David Barnett is a digital scenographer and graphic designer, as well as an academic and technician at Chelsea College of Arts on the BA Graphic Design Communication team. Collaborating with curator Dr. Joanne O’Hara, Barnett designed the exhibition The Olympics Drawn for Wimbledon Space.
‘Jo and I met to look at the design aspects of The Olympics Drawn exhibition at the end of October 2013, having been introduced by Professor Stephen Farthing. Stephen, Donald Smith and I had collaborated on the 2009 Life Room exhibition at CHELSEA space together, which combined fitness and sport along with art and design in a live studio environment. Even then, Stephen and Donald had flirted with idea of using an exhibition as a vehicle for becoming involved in the upcoming London 2012 games. We wanted to examine the relationship with the arts and Olympic values and ideas. Having been a huge fan of the 2012 Olympic design elements in the first place, I was surprised to hear about the amount of important materials Jo had gained access to. I jumped at the chance of being involved.
Perhaps the most difficult process in an exhibition of this kind was cutting down the amount of displayed work to make a coherent story within the space we had. When the artefacts were collected as a list of files, it was clear that there was too much to show in one exhibition. To help visualise our ideas, we made a digital model of the exhibition space and added the content virtually to see what would fit. Even so, we had to reduce the size of a few items to allow the work to breath in the space as it went up. Some items, like a giant winners podium, just didn’t fit the use of the space. However others, like the Mary Poppins costume, worked well and still held their iconic appeal. Context also mattered- some drawings had been used for internal presentations or working purposes in the making of the games and so became very difficult to reprint at a higher resolution for the exhibition. After doing some tests we realised that enlarging some almost until the images broke up visually was more important than keeping them sharp – I had to break a few design rules to do this, but the effect was worth it.
I utilised graphic layouts on an inkjet printing substrate called Phototex, a sticky backed, low-tac, woven material. This allows the possibility to design multiple image layouts in large-scale graphic wallpaper and to be able to peel it of the wall and reposition or reprint if changes are needed. Using a material substrate rather than a scan reprinted on white paper gave back the feeling of the original printed drawings, making them more tactile and dimensional.

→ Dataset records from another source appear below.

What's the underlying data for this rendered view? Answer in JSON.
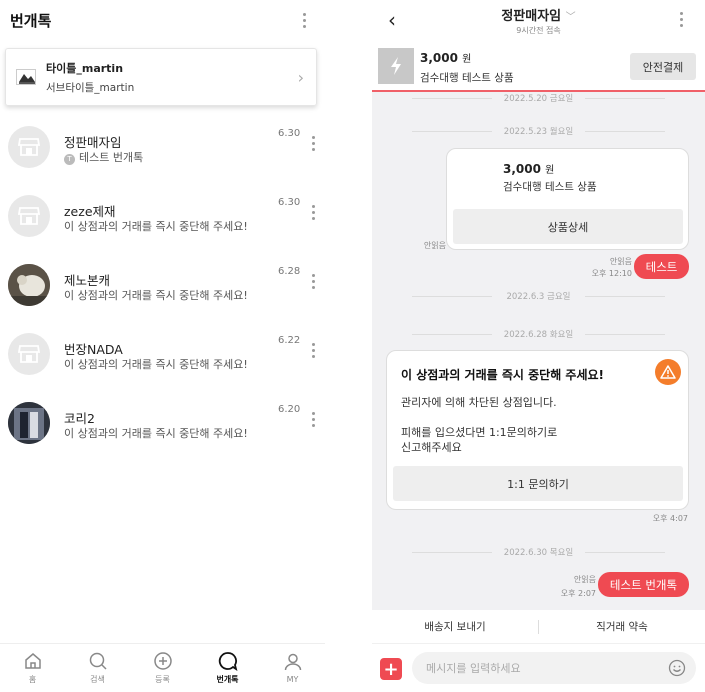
{
  "left": {
    "title": "번개톡",
    "pinned": {
      "title": "타이틀_martin",
      "subtitle": "서브타이틀_martin"
    },
    "chats": [
      {
        "name": "정판매자임",
        "badge": "T",
        "message": "테스트 번개톡",
        "date": "6.30",
        "avatar": "store-icon"
      },
      {
        "name": "zeze제재",
        "message": "이 상점과의 거래를 즉시 중단해 주세요!",
        "date": "6.30",
        "avatar": "store-icon"
      },
      {
        "name": "제노본캐",
        "message": "이 상점과의 거래를 즉시 중단해 주세요!",
        "date": "6.28",
        "avatar": "photo"
      },
      {
        "name": "번장NADA",
        "message": "이 상점과의 거래를 즉시 중단해 주세요!",
        "date": "6.22",
        "avatar": "store-icon"
      },
      {
        "name": "코리2",
        "message": "이 상점과의 거래를 즉시 중단해 주세요!",
        "date": "6.20",
        "avatar": "photo"
      }
    ],
    "nav": [
      {
        "label": "홈",
        "icon": "home-icon"
      },
      {
        "label": "검색",
        "icon": "search-icon"
      },
      {
        "label": "등록",
        "icon": "plus-circle-icon"
      },
      {
        "label": "번개톡",
        "icon": "chat-icon",
        "active": true
      },
      {
        "label": "MY",
        "icon": "user-icon"
      }
    ]
  },
  "right": {
    "title": "정판매자임",
    "seen": "9시간전 접속",
    "product": {
      "price": "3,000",
      "unit": "원",
      "name": "검수대행 테스트 상품",
      "safe_pay": "안전결제"
    },
    "dates": [
      "2022.5.20 금요일",
      "2022.5.23 월요일",
      "2022.6.3 금요일",
      "2022.6.28 화요일",
      "2022.6.30 목요일"
    ],
    "product_card": {
      "price": "3,000",
      "unit": "원",
      "name": "검수대행 테스트 상품",
      "button": "상품상세",
      "read": "안읽음"
    },
    "msg1": {
      "read": "안읽음",
      "time": "오후 12:10",
      "text": "테스트"
    },
    "warning": {
      "title": "이 상점과의 거래를 즉시 중단해 주세요!",
      "body": "관리자에 의해 차단된 상점입니다.\n\n피해를 입으셨다면 1:1문의하기로\n신고해주세요",
      "button": "1:1 문의하기",
      "time": "오후 4:07"
    },
    "msg2": {
      "read": "안읽음",
      "time": "오후 2:07",
      "text": "테스트 번개톡"
    },
    "quick": [
      "배송지 보내기",
      "직거래 약속"
    ],
    "input_placeholder": "메시지를 입력하세요",
    "accent": "#ef4a52",
    "warning_color": "#f47d2b"
  }
}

Some of the architectural plans and the James Bond/Queen storyboards, for example, we decided would work best in a projected or on-screen format. Here the original sizes mattered less (in the case of the small storyboards) or the detail could be preserved to a greater extent (in the case of the very big vector schematics). In this way we were able to show multiple selections of drawn plans on a large projection, looping slideshow. This allowed moving image based materials and stills to be shown on screens where they could be seen more clearly. Importantly, the net result of having so much digital content is that the bulk of the exhibition could be reproduced at the flick of a print switch if ever required in the future.
Conversely, the physical artefacts, like original drawings and sketchbooks, needed to be displayed amongst this various media and needed a special housing and lighting. Through Stephen’s association with the Royal Academy of Arts, we borrowed some display cases, which were previously created by Billings Jackson Design. These formed the spatial core of the exhibition. They gave us an element which had to have certain positioning due to traffic flow and electrical supply, helping us shape the overall plan of the exhibition.
The usual place to start thinking about an Olympics exhibition is the design ephemera and iconic visual language of sport- lane markings, Olympic rings and colours, etc. We decided early on to let those things go and to support the work, letting it dictate the scenography of the show and only use extra design where it was needed. I would have loved to use the hundred weather balloons with gold Olympic rings dangling below, as in the opening ceremony design, but it just wasn’t needed. Instead we enjoyed the simple drama of lighting, which Wimbledon Space affords so well, and kept a healthy mix of original artefacts, reproduced drawings and screen based work in an easily understood way.’
The Olympics Drawn is at Wimbledon Space, running until 14 November 2014.